Pero no me llamen aguafiestas todavía. Porque es igualmente cierto que los premios de este año estuvieron protagonizados por un puñado de películas más que correctas, alguna excelente, desde el granuloso y visceral batido de cine de género y social de Tarde para la ira (un proyecto todo lo personal e independiente que permite el género y el sistema) hasta la comprensible licuación de los académicos por el monstruo de Bayona (que, producida por Mediaset y con ambiciones internacionales, es justo lo contrario en algunas cosas). Un combate de cabezones que, pese a cierta apariencia a David contra Goliath, siempre estuvo cantado a favor del proyecto humilde de Raúl Arévalo, que venía de arrasar en los CEC y los Feroz (ya ven, nosotros también tenemos antesalas de los Oscar) y que confirma que, este año, lo más interesantes eran las películas. Ningún problema por mi parte, por mucho que el potente y lúcido fresco de El hombre de las mil caras de Alberto Rodríguez estuviera destinada a quedarse, como en la taquilla, en tierra de nadie, salvo ese Goya al Roldán de Carlos Santos y el guión adaptado. No veo el momento de sentarme a ver La Peste, su publicitado proyecto televisivo ahora en rodaje.
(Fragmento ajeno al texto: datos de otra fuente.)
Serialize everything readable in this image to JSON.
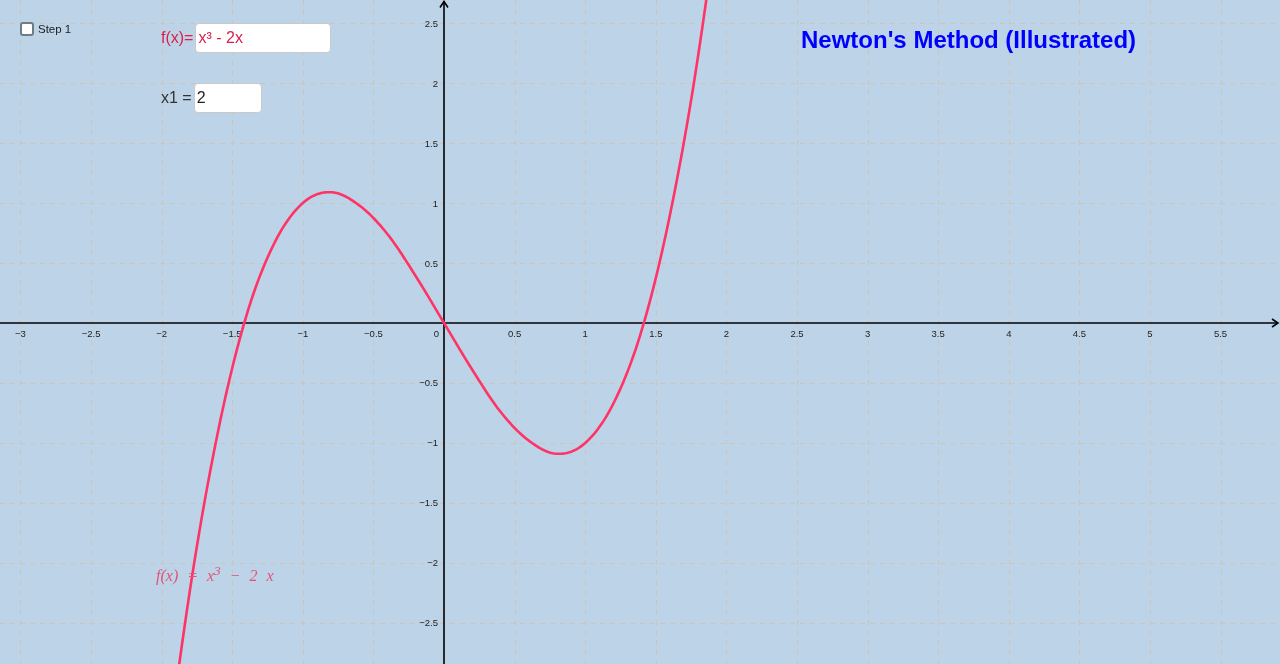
{
  "step_checkbox": {
    "label": "Step 1",
    "checked": false
  },
  "function_input": {
    "label": "f(x)=",
    "value": "x³ - 2x"
  },
  "initial_value_input": {
    "label": "x1 =",
    "value": "2"
  },
  "title": "Newton's Method (Illustrated)",
  "graph": {
    "chart_data": {
      "type": "line",
      "x": [
        -1.875,
        -1.8,
        -1.6,
        -1.4,
        -1.2,
        -1.0,
        -0.8,
        -0.6,
        -0.4,
        -0.2,
        0,
        0.2,
        0.4,
        0.6,
        0.8,
        1.0,
        1.2,
        1.4,
        1.6,
        1.8,
        1.857
      ],
      "series": [
        {
          "name": "f(x) = x$^{3}$ − 2 x",
          "color": "#ff3366",
          "values": [
            -2.84,
            -2.23,
            -0.9,
            0.06,
            0.67,
            1,
            1.09,
            0.98,
            0.74,
            0.39,
            0,
            -0.39,
            -0.74,
            -0.98,
            -1.09,
            -1,
            -0.67,
            -0.06,
            0.9,
            2.23,
            2.69
          ]
        }
      ],
      "xlim": [
        -3.145,
        5.921
      ],
      "ylim": [
        -2.842,
        2.692
      ],
      "xticks": [
        {
          "value": -3,
          "label": "−3"
        },
        {
          "value": -2.5,
          "label": "−2.5"
        },
        {
          "value": -2,
          "label": "−2"
        },
        {
          "value": -1.5,
          "label": "−1.5"
        },
        {
          "value": -1,
          "label": "−1"
        },
        {
          "value": -0.5,
          "label": "−0.5"
        },
        0,
        0.5,
        1,
        1.5,
        2,
        2.5,
        3,
        3.5,
        4,
        4.5,
        5,
        5.5
      ],
      "yticks": [
        {
          "value": -2.5,
          "label": "−2.5"
        },
        {
          "value": -2,
          "label": "−2"
        },
        {
          "value": -1.5,
          "label": "−1.5"
        },
        {
          "value": -1,
          "label": "−1"
        },
        {
          "value": -0.5,
          "label": "−0.5"
        },
        0.5,
        1,
        1.5,
        2,
        2.5
      ],
      "grid": true
    }
  }
}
Lo sucedido esta noche en ese lugar con nombre de hotel de extrarradio, el Marriott Auditorium, no fue ni mejor ni peor que lo sucedido en otros. Un monólogo aburridísimo de Dani Rovira (¿se acuerdan cuando era divertido?), presentadores mal coordinados y sin química que bajan la vista para leer una tarjeta, mucho protagonismo de la excelente Film Symphony Orchestra y, en cuanto a premios, una previsible división entre los artísticos a Tarde para la ira y técnicos a Un monstruo viene a verme. Desde el show perpetrado por Animalario los Goya se han creado la fama de reivindicativos y revolucionarios, unas expectativas que los premios no están obligados a complacer, si bien la sombra del victimismo y la precariedad asoma incluso cuando las cifras acompañan (5 millones de espectadores y 20 por ciento de cuota de pantalla).

"No vivimos a costa del Estado, generamos riqueza para él", dijo Mariano Barroso, dando en el clavo para pedir una nueva actitud de las autoridades. Un Pacto de Estado para un cine que nos una y no separe, dijo ante una grada sin gana ninguna de aplaudir. En efecto, Tarde para la Ira es mejor que la castaña de gala que la consagró.